Grandson: Doesn’t sound too bad. I’ll try and stay awake.

 

Break it up, Break it up… – As I said above, there’s a time and a place for a single story that spans a few thousand pages, but there are more times that I would prefer to read a standalone or a trilogy set within a larger world, or have a series where I can pick up a single book, read a complete story no matter where I start, and then investigate the rest of the series at my leisure.

Take Mercedes Lackey’s Valdemar books, for example, or Anne McCaffery’s Pern novels. You don’t have to have read ‘The Last Herald Mage’ trilogy for Arrows of the Queen to make sense, and if you’re content with reading only the standalone, Brightly Burning, out of the entire world of Valdemar books, that’s okay. You can get away with that, because Lackey told the centuries’ long history of the Kingdom of Valdemar the beginning and going on through each successive generation until she got to the end. She skipped around, filling in gaps where she saw fit, and leaving the rest to the imagination.

Anne McCaffery does the same with her Pern novels, of which I recently re-read three after having not read any of them for about twenty years. Thanks to a handy synopsis in The White Dragon, I didn’t feel like I had to read the entire Dragonriders trilogy to know what was happening in book three, nor did I need to go back to the founding of Pern in Dragonsdawn to figure out what the Thread and the Dragonriders were all about. The stories are contained within trilogies or standalones, and can be read by themselves or as a small part of the larger history of Pern.

Lois McMaster Bujold wrote her fantastic science fiction series, The Vorkosigan Saga, out of order for the most part, so that the publication order is very different from the overall story’s chronological order. But that’s okay, since Bujold meant for each of the stories to stand on their own so that you could take any one part and have a satisfying story with a real ending. There will be no cliffhangers on Barrayar!

 

So there are some of the factors that will hook me onto a series, and then never let me go. Character is the primary one. I’ll forgive iffy worldbuilding and plot holes as long as I love the characters, but if the characters are flat and static, I’ll put that book down so fast I won’t realize what just whacked me in the foot.

What are elements of science fiction or fantasy series that keep you coming back again and again?

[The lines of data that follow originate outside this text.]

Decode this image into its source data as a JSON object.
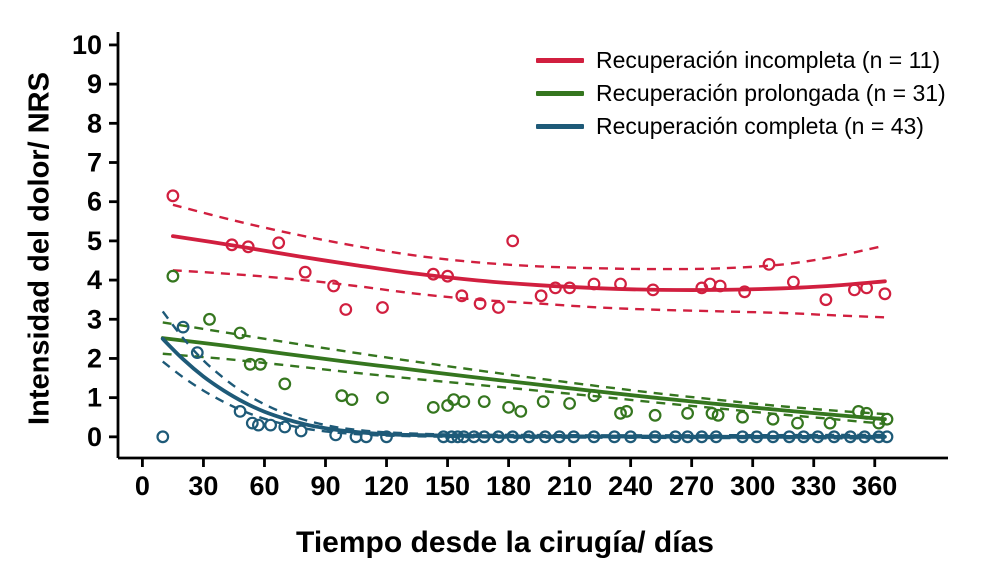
{
  "figure": {
    "background": "#ffffff",
    "axis_color": "#000000"
  },
  "chart_data": {
    "type": "scatter",
    "title": "",
    "xlabel": "Tiempo desde la cirugía/ días",
    "ylabel": "Intensidad del dolor/ NRS",
    "xlim": [
      -12,
      396
    ],
    "ylim": [
      -0.54,
      10.33
    ],
    "xticks": [
      0,
      30,
      60,
      90,
      120,
      150,
      180,
      210,
      240,
      270,
      300,
      330,
      360
    ],
    "yticks": [
      0,
      1,
      2,
      3,
      4,
      5,
      6,
      7,
      8,
      9,
      10
    ],
    "grid": false,
    "legend_position": "top-right",
    "line_styles": {
      "fit": "solid",
      "confidence_interval": "dashed"
    },
    "series": [
      {
        "name": "Recuperación incompleta (n = 11)",
        "color": "#d11f3f",
        "points": [
          [
            15,
            6.15
          ],
          [
            44,
            4.9
          ],
          [
            52,
            4.85
          ],
          [
            67,
            4.95
          ],
          [
            80,
            4.2
          ],
          [
            94,
            3.85
          ],
          [
            100,
            3.25
          ],
          [
            118,
            3.3
          ],
          [
            143,
            4.15
          ],
          [
            150,
            4.1
          ],
          [
            157,
            3.6
          ],
          [
            166,
            3.4
          ],
          [
            175,
            3.3
          ],
          [
            182,
            5.0
          ],
          [
            196,
            3.6
          ],
          [
            203,
            3.8
          ],
          [
            210,
            3.8
          ],
          [
            222,
            3.9
          ],
          [
            235,
            3.9
          ],
          [
            251,
            3.75
          ],
          [
            275,
            3.8
          ],
          [
            279,
            3.9
          ],
          [
            284,
            3.85
          ],
          [
            296,
            3.7
          ],
          [
            308,
            4.4
          ],
          [
            320,
            3.95
          ],
          [
            336,
            3.5
          ],
          [
            350,
            3.75
          ],
          [
            356,
            3.8
          ],
          [
            365,
            3.65
          ]
        ],
        "fit": [
          [
            15,
            5.12
          ],
          [
            45,
            4.88
          ],
          [
            75,
            4.62
          ],
          [
            105,
            4.38
          ],
          [
            135,
            4.16
          ],
          [
            165,
            3.99
          ],
          [
            195,
            3.87
          ],
          [
            225,
            3.79
          ],
          [
            255,
            3.75
          ],
          [
            285,
            3.75
          ],
          [
            315,
            3.79
          ],
          [
            340,
            3.86
          ],
          [
            365,
            3.97
          ]
        ],
        "ci_upper": [
          [
            15,
            5.92
          ],
          [
            45,
            5.52
          ],
          [
            75,
            5.17
          ],
          [
            105,
            4.87
          ],
          [
            135,
            4.62
          ],
          [
            165,
            4.45
          ],
          [
            195,
            4.35
          ],
          [
            225,
            4.3
          ],
          [
            255,
            4.28
          ],
          [
            285,
            4.3
          ],
          [
            315,
            4.4
          ],
          [
            340,
            4.6
          ],
          [
            365,
            4.88
          ]
        ],
        "ci_lower": [
          [
            15,
            4.25
          ],
          [
            45,
            4.15
          ],
          [
            75,
            4.02
          ],
          [
            105,
            3.85
          ],
          [
            135,
            3.65
          ],
          [
            165,
            3.5
          ],
          [
            195,
            3.4
          ],
          [
            225,
            3.3
          ],
          [
            255,
            3.24
          ],
          [
            285,
            3.2
          ],
          [
            315,
            3.16
          ],
          [
            340,
            3.1
          ],
          [
            365,
            3.05
          ]
        ]
      },
      {
        "name": "Recuperación prolongada (n = 31)",
        "color": "#35761f",
        "points": [
          [
            15,
            4.1
          ],
          [
            33,
            3.0
          ],
          [
            48,
            2.65
          ],
          [
            53,
            1.85
          ],
          [
            58,
            1.85
          ],
          [
            70,
            1.35
          ],
          [
            98,
            1.05
          ],
          [
            103,
            0.95
          ],
          [
            118,
            1.0
          ],
          [
            143,
            0.75
          ],
          [
            150,
            0.8
          ],
          [
            153,
            0.95
          ],
          [
            158,
            0.9
          ],
          [
            168,
            0.9
          ],
          [
            180,
            0.75
          ],
          [
            186,
            0.65
          ],
          [
            197,
            0.9
          ],
          [
            210,
            0.85
          ],
          [
            222,
            1.05
          ],
          [
            235,
            0.6
          ],
          [
            238,
            0.65
          ],
          [
            252,
            0.55
          ],
          [
            268,
            0.6
          ],
          [
            280,
            0.6
          ],
          [
            283,
            0.55
          ],
          [
            295,
            0.5
          ],
          [
            310,
            0.45
          ],
          [
            322,
            0.35
          ],
          [
            338,
            0.35
          ],
          [
            352,
            0.65
          ],
          [
            356,
            0.6
          ],
          [
            362,
            0.35
          ],
          [
            366,
            0.45
          ]
        ],
        "fit": [
          [
            10,
            2.52
          ],
          [
            40,
            2.33
          ],
          [
            70,
            2.12
          ],
          [
            100,
            1.92
          ],
          [
            130,
            1.73
          ],
          [
            160,
            1.54
          ],
          [
            190,
            1.36
          ],
          [
            220,
            1.18
          ],
          [
            250,
            1.01
          ],
          [
            280,
            0.85
          ],
          [
            310,
            0.7
          ],
          [
            340,
            0.56
          ],
          [
            365,
            0.45
          ]
        ],
        "ci_upper": [
          [
            10,
            2.92
          ],
          [
            40,
            2.67
          ],
          [
            70,
            2.42
          ],
          [
            100,
            2.18
          ],
          [
            130,
            1.95
          ],
          [
            160,
            1.73
          ],
          [
            190,
            1.52
          ],
          [
            220,
            1.32
          ],
          [
            250,
            1.13
          ],
          [
            280,
            0.96
          ],
          [
            310,
            0.8
          ],
          [
            340,
            0.67
          ],
          [
            365,
            0.58
          ]
        ],
        "ci_lower": [
          [
            10,
            2.12
          ],
          [
            40,
            1.99
          ],
          [
            70,
            1.83
          ],
          [
            100,
            1.66
          ],
          [
            130,
            1.5
          ],
          [
            160,
            1.35
          ],
          [
            190,
            1.2
          ],
          [
            220,
            1.05
          ],
          [
            250,
            0.89
          ],
          [
            280,
            0.74
          ],
          [
            310,
            0.59
          ],
          [
            340,
            0.45
          ],
          [
            365,
            0.33
          ]
        ]
      },
      {
        "name": "Recuperación completa (n = 43)",
        "color": "#1e5a78",
        "points": [
          [
            10,
            0
          ],
          [
            20,
            2.8
          ],
          [
            27,
            2.15
          ],
          [
            48,
            0.65
          ],
          [
            54,
            0.35
          ],
          [
            57,
            0.3
          ],
          [
            63,
            0.3
          ],
          [
            70,
            0.25
          ],
          [
            78,
            0.15
          ],
          [
            95,
            0.05
          ],
          [
            105,
            0
          ],
          [
            110,
            0
          ],
          [
            120,
            0
          ],
          [
            148,
            0
          ],
          [
            152,
            0
          ],
          [
            155,
            0
          ],
          [
            158,
            0
          ],
          [
            163,
            0
          ],
          [
            168,
            0
          ],
          [
            175,
            0
          ],
          [
            182,
            0
          ],
          [
            190,
            0
          ],
          [
            198,
            0
          ],
          [
            205,
            0
          ],
          [
            212,
            0
          ],
          [
            222,
            0
          ],
          [
            232,
            0
          ],
          [
            240,
            0
          ],
          [
            252,
            0
          ],
          [
            262,
            0
          ],
          [
            268,
            0
          ],
          [
            275,
            0
          ],
          [
            282,
            0
          ],
          [
            295,
            0
          ],
          [
            302,
            0
          ],
          [
            310,
            0
          ],
          [
            318,
            0
          ],
          [
            325,
            0
          ],
          [
            332,
            0
          ],
          [
            340,
            0
          ],
          [
            348,
            0
          ],
          [
            355,
            0
          ],
          [
            362,
            0
          ],
          [
            366,
            0
          ]
        ],
        "fit": [
          [
            10,
            2.5
          ],
          [
            20,
            1.98
          ],
          [
            30,
            1.54
          ],
          [
            40,
            1.18
          ],
          [
            50,
            0.88
          ],
          [
            60,
            0.64
          ],
          [
            70,
            0.46
          ],
          [
            80,
            0.32
          ],
          [
            90,
            0.22
          ],
          [
            100,
            0.15
          ],
          [
            115,
            0.08
          ],
          [
            130,
            0.05
          ],
          [
            150,
            0.03
          ],
          [
            180,
            0.01
          ],
          [
            220,
            0.01
          ],
          [
            280,
            0.0
          ],
          [
            365,
            0.0
          ]
        ],
        "ci_upper": [
          [
            10,
            3.2
          ],
          [
            20,
            2.52
          ],
          [
            30,
            1.95
          ],
          [
            40,
            1.5
          ],
          [
            50,
            1.12
          ],
          [
            60,
            0.83
          ],
          [
            70,
            0.6
          ],
          [
            80,
            0.43
          ],
          [
            90,
            0.3
          ],
          [
            100,
            0.21
          ],
          [
            115,
            0.13
          ],
          [
            130,
            0.09
          ],
          [
            150,
            0.06
          ],
          [
            180,
            0.05
          ],
          [
            220,
            0.04
          ],
          [
            280,
            0.04
          ],
          [
            365,
            0.05
          ]
        ],
        "ci_lower": [
          [
            10,
            1.92
          ],
          [
            20,
            1.52
          ],
          [
            30,
            1.18
          ],
          [
            40,
            0.89
          ],
          [
            50,
            0.65
          ],
          [
            60,
            0.46
          ],
          [
            70,
            0.32
          ],
          [
            80,
            0.21
          ],
          [
            90,
            0.14
          ],
          [
            100,
            0.09
          ],
          [
            115,
            0.04
          ],
          [
            130,
            0.02
          ],
          [
            150,
            0.0
          ],
          [
            180,
            -0.02
          ],
          [
            220,
            -0.02
          ],
          [
            280,
            -0.03
          ],
          [
            365,
            -0.04
          ]
        ]
      }
    ]
  }
}
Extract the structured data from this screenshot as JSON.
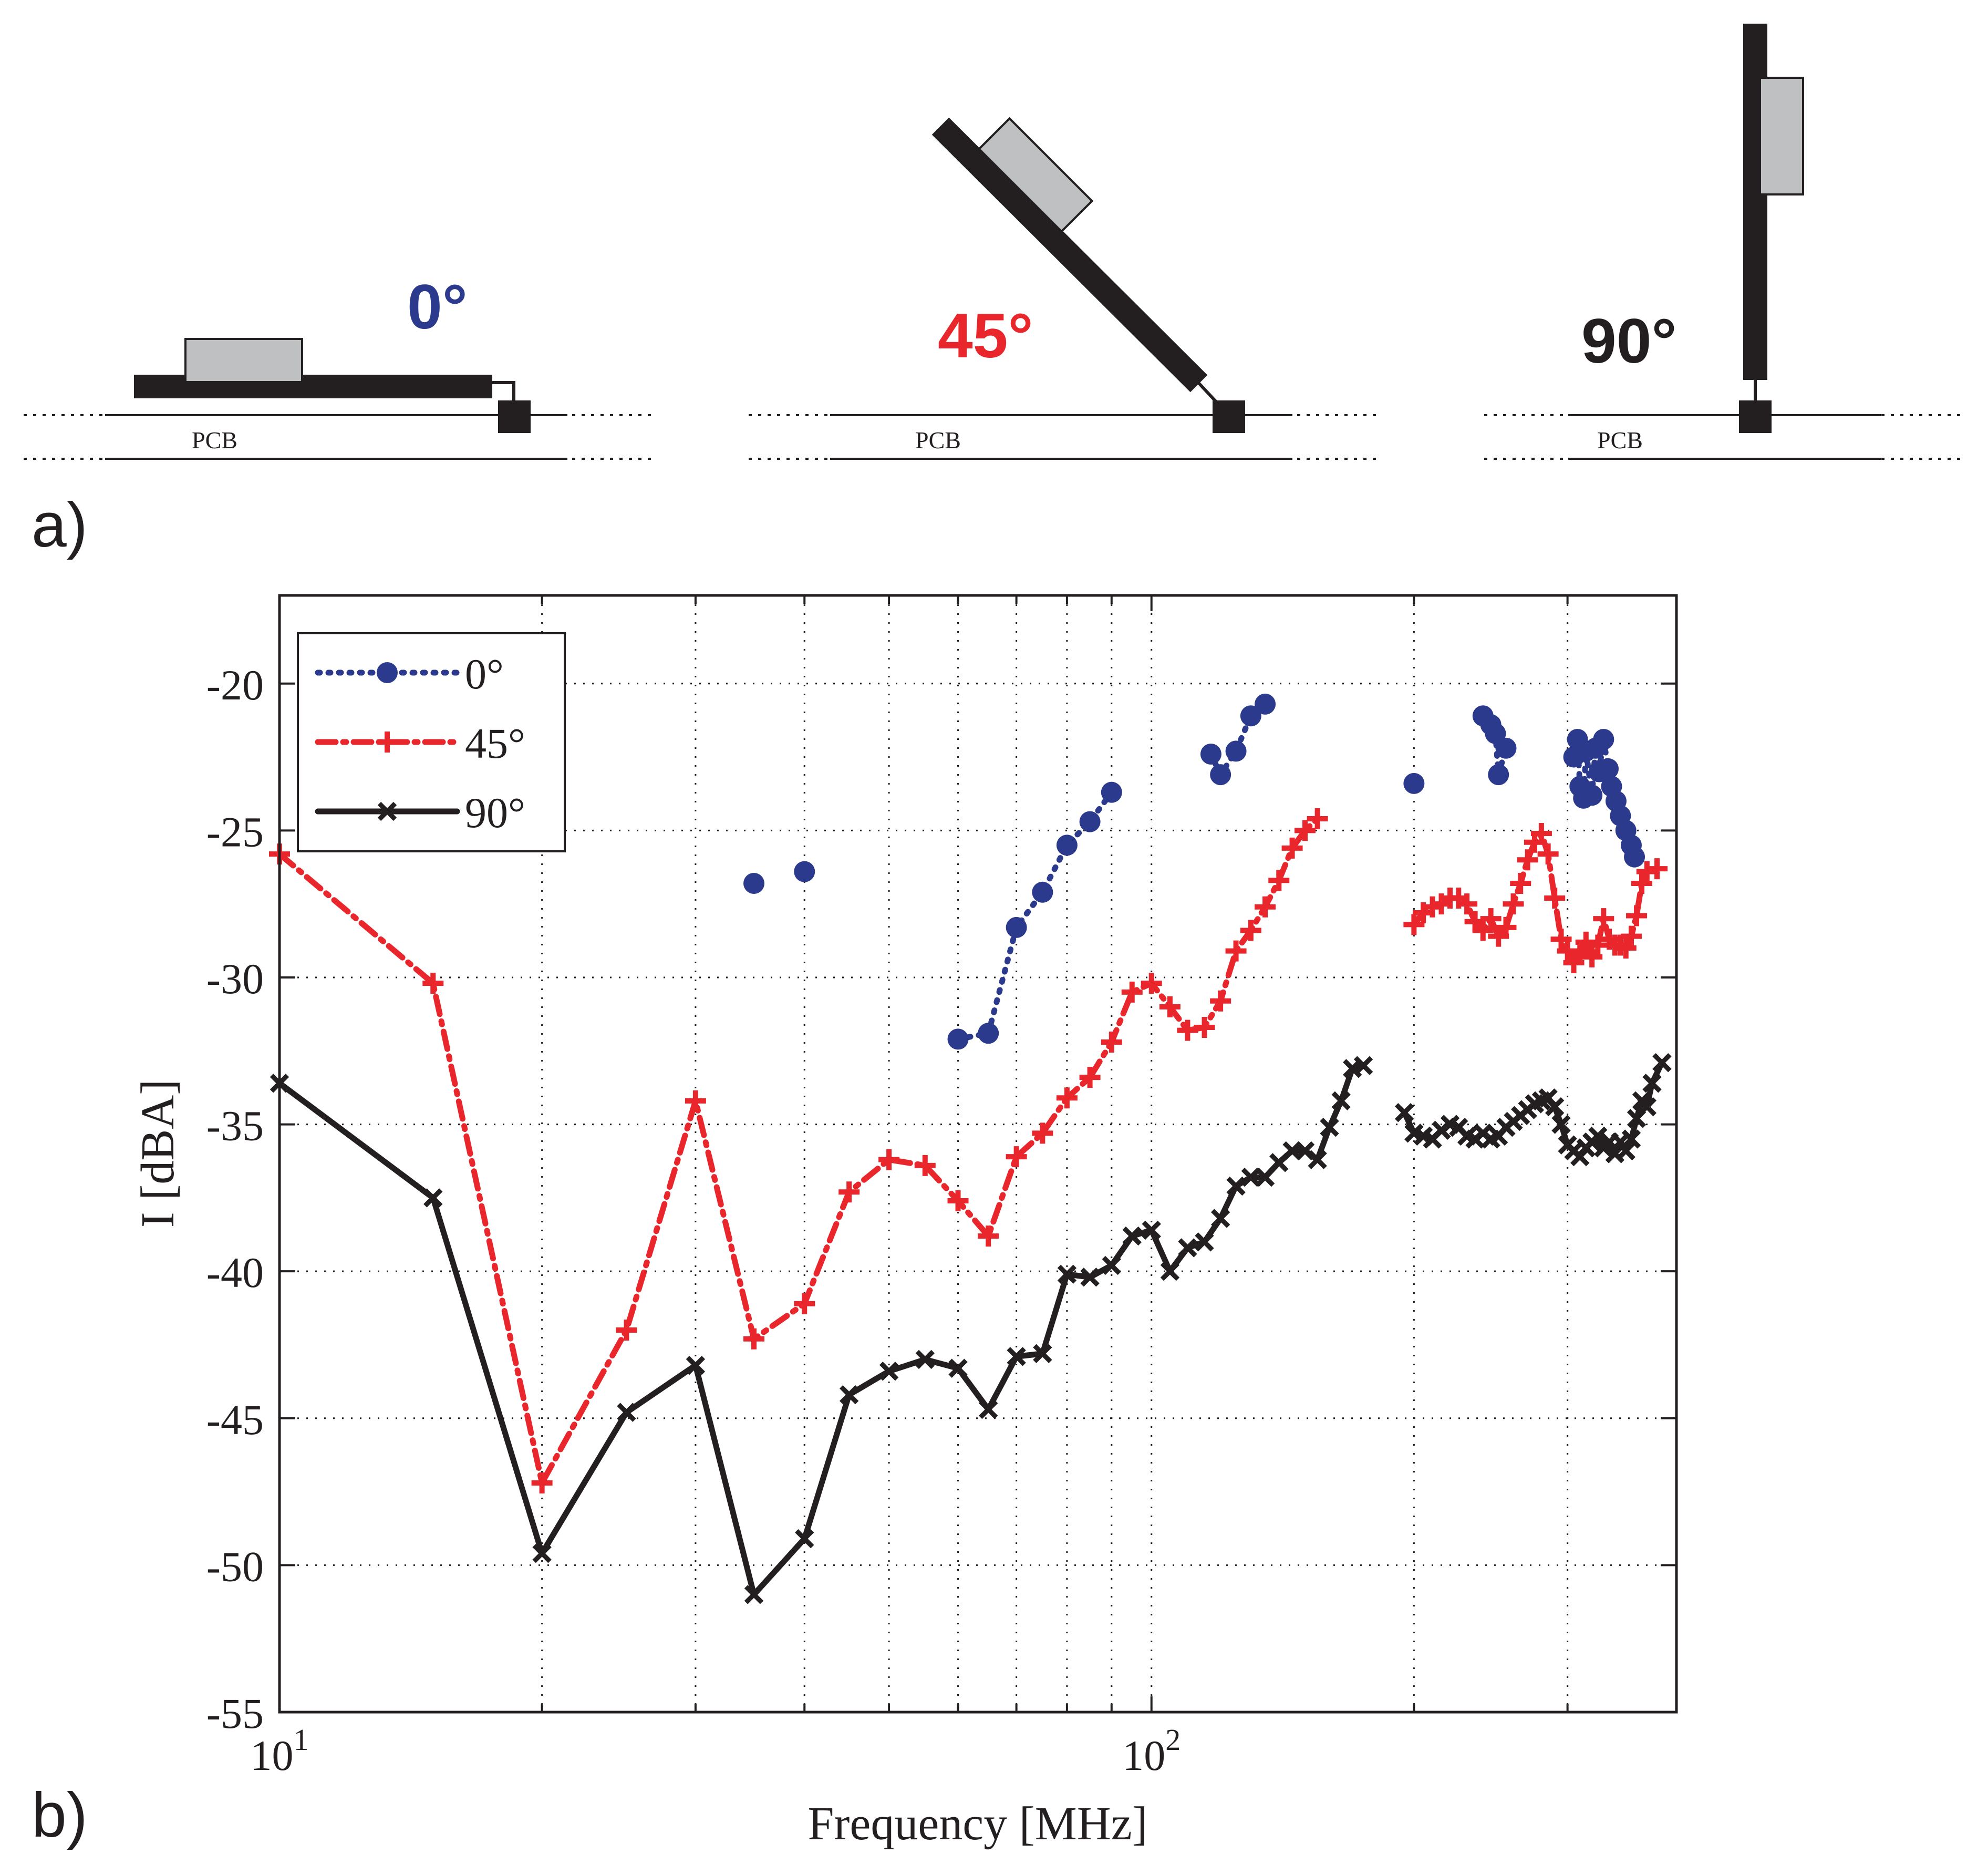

4 thoughts on “Fantasy Book Series: A Personal History, Pt. 2

  1. Ok, so I love this post! But I am sitting here losing it still over ‘chihuahua killers’. Stephen King also comes to mind 😉 There was a time I would have argued about characters and how they cannot carry a plot, but as I age, I find I love character-driven novels and that there is actually a lot of strength in a well developed, complex protagonist!

  2. Right?! Mary Robinette Kowal came up with that. 🙂

    I’m not a big fan of Stephen King, but he does have some pretty compelling characters, especially in the Dark Tower series.

    I’m willing to forgive quite a lot for good characters. 🙂 There are a lot of books and shows I wouldn’t have read/watched otherwise!